Graphic Illustration of Why Wind Doesn't Fit the Grid
The electrical grid is a high-wire act in which supply must be matched with demand on a minute-to-minute basis. _RealClearEnergy
Wind is highly unpredictable, and cannot be controlled. Human demand for electrical power is only somewhat unpredictable, and can be planned for ahead of time if humans have access to power sources that they can control -- "dispatchable" power sources -- in addition to power sources that remain on virtually all the time -- "baseload" power sources. Using these two types of power sources together, grid managers can meet a somewhat variable and unpredictable demand.
But wind energy is neither dispatchable nor baseload. Wind is unpredictable and highly variable, making it a poor match for finely balanced power grids.
The electrical grid is a high-wire act in which supply must be matched with demand on a minute-to-minute basis. If supply surges above demand, electrical equipment everywhere can be damaged. (That’s why you have a “surge protector” between your computer and the wall outlet.) If supply slumps below demand, brownouts and blackouts can occur.
Although windmills have great energy potential, they produce electricity that is not “dispatchable.” In other words, it cannot be called at will by the operator but comes and goes as the wind blows. As wind energy becomes a larger and larger part of the electrical grid, the problem of matching supply and demand will become ever more difficult.
To illustrate the problem, the PJM (Pennsylvania, New Jersey, Maryland) regional grid has produced a line graph matching showing how actual demand compares with the projected output of a grid powered 100 percent by windmills.
The horizontal axis represents the two factors over a period from December 18, 2008 to January 22, 2010. The red line represents grid demand, which varies between 50,000 and 100,000 megawatts (MW) on a seasonal basis. The blue line represents wind’s output over the same period. Output varies wildly, from highs of more than 300,000 MW to lows of nearly zero. It is important to remember that these are not necessarily seasonal or even daily variations.

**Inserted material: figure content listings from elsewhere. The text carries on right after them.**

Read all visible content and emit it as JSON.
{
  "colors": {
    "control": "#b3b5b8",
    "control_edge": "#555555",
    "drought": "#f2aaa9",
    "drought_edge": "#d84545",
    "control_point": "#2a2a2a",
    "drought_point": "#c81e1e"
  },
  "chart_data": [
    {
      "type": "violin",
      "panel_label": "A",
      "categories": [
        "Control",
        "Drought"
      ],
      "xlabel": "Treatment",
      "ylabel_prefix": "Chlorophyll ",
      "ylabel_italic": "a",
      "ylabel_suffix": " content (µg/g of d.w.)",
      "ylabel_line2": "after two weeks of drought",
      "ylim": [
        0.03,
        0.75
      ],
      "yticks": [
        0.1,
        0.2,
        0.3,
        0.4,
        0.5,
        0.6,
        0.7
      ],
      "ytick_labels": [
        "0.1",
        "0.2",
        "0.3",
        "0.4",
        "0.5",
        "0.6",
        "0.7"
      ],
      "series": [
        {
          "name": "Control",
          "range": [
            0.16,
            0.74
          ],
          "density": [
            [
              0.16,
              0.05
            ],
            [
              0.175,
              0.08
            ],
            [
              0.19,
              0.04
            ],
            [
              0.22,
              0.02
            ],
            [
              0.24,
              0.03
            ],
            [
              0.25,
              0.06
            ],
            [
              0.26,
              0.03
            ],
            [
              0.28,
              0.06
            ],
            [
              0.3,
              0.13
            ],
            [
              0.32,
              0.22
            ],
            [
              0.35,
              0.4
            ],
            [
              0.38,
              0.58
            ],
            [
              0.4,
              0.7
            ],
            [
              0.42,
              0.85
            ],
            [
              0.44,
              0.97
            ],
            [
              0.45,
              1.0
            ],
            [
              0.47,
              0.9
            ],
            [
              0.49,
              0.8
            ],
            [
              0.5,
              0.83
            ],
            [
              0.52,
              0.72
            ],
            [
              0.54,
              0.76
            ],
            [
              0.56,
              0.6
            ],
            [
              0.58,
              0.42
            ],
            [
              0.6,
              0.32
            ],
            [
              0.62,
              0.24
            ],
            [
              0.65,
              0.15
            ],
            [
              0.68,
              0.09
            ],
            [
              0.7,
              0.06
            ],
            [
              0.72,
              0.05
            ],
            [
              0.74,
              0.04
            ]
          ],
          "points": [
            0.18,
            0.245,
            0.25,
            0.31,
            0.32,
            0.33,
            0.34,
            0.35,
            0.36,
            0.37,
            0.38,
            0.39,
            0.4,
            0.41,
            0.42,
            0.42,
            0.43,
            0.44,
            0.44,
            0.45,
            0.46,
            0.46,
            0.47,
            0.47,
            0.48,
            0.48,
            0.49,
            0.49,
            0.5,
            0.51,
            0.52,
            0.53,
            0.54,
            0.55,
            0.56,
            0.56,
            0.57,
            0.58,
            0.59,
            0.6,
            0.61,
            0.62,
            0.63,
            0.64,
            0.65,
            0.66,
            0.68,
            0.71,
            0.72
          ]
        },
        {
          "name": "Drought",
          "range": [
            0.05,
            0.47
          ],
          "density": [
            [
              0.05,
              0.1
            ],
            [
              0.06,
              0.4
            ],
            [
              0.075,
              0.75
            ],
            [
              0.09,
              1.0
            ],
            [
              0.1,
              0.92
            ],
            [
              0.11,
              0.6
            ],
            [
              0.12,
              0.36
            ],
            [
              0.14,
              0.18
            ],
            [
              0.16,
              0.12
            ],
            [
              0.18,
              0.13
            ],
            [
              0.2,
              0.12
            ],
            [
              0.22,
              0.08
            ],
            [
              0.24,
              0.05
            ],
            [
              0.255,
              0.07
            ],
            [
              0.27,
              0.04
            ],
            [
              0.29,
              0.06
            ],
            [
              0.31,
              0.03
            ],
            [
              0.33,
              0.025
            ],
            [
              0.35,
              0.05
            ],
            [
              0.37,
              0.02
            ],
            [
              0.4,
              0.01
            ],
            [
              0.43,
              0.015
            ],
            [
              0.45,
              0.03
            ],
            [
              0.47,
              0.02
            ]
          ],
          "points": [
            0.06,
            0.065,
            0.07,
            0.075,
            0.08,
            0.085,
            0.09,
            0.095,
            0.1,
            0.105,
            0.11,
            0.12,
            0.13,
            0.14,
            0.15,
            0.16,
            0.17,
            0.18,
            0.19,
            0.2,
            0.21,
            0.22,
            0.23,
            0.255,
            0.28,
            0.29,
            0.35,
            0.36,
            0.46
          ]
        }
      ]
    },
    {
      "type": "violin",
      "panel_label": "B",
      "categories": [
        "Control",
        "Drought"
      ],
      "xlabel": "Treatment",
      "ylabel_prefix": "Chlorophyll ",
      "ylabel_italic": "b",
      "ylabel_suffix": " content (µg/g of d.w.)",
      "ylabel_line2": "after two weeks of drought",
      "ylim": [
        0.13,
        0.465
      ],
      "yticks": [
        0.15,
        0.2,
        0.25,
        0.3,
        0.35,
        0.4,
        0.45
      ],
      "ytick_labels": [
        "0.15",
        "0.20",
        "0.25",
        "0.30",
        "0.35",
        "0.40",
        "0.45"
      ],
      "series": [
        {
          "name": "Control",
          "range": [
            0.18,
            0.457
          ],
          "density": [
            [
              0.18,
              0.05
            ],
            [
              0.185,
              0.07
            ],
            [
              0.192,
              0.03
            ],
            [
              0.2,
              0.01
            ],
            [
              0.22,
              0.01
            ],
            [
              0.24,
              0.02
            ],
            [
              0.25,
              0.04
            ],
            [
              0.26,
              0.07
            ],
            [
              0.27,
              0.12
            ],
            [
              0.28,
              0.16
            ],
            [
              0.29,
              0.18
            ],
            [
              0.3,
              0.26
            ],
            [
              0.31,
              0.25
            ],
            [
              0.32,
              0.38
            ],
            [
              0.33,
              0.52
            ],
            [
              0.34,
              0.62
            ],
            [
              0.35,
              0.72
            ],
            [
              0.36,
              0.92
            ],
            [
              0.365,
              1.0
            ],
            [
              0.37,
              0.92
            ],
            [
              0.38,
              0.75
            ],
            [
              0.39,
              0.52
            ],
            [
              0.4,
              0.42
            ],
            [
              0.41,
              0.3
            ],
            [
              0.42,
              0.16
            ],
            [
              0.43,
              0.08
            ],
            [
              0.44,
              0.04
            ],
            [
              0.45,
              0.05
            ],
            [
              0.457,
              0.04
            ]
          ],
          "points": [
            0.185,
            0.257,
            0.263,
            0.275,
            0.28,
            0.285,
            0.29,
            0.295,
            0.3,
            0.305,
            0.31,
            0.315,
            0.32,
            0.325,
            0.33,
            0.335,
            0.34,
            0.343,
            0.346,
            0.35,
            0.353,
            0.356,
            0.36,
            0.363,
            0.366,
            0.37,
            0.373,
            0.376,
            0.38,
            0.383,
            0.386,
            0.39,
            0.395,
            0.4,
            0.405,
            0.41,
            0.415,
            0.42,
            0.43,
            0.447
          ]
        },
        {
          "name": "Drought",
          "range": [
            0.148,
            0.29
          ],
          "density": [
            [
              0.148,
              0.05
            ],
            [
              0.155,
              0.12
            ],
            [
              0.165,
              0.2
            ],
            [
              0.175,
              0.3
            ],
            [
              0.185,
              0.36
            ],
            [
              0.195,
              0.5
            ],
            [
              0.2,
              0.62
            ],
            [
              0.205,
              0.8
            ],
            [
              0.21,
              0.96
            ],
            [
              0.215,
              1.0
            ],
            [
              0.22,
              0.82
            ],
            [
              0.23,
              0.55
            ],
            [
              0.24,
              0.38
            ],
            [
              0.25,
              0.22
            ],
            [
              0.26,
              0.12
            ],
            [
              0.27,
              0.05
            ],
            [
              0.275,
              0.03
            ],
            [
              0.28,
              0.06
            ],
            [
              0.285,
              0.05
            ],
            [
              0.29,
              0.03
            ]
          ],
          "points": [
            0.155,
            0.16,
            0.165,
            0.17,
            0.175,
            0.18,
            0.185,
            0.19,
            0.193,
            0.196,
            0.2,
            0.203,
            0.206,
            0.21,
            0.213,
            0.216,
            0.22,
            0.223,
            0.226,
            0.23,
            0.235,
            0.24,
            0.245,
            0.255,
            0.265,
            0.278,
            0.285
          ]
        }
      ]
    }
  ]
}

The output of a windmill can fall from full capacity to zero in a matter of hours.
In all those periods where output falls below demand, wind will have to be supplemented by other forms of generation, most likely natural gas. In periods where its output exceeds the demand, the surplus electricity will have to be dumped unless technologies for utility-sized electrical storage can be developed. Currently, the only technology is pumped hydroelectric storage, which requires a large reservoir in a mountainous area, a rare combination. _Real Clear Energy
We feel compelled to go over these issues repeatedly, due to their immense importance to the future costs and reliability of the electrical power grid. If government policies degrade the usefulness and reliability of something so important to a society's well-being, such governments should be replaced.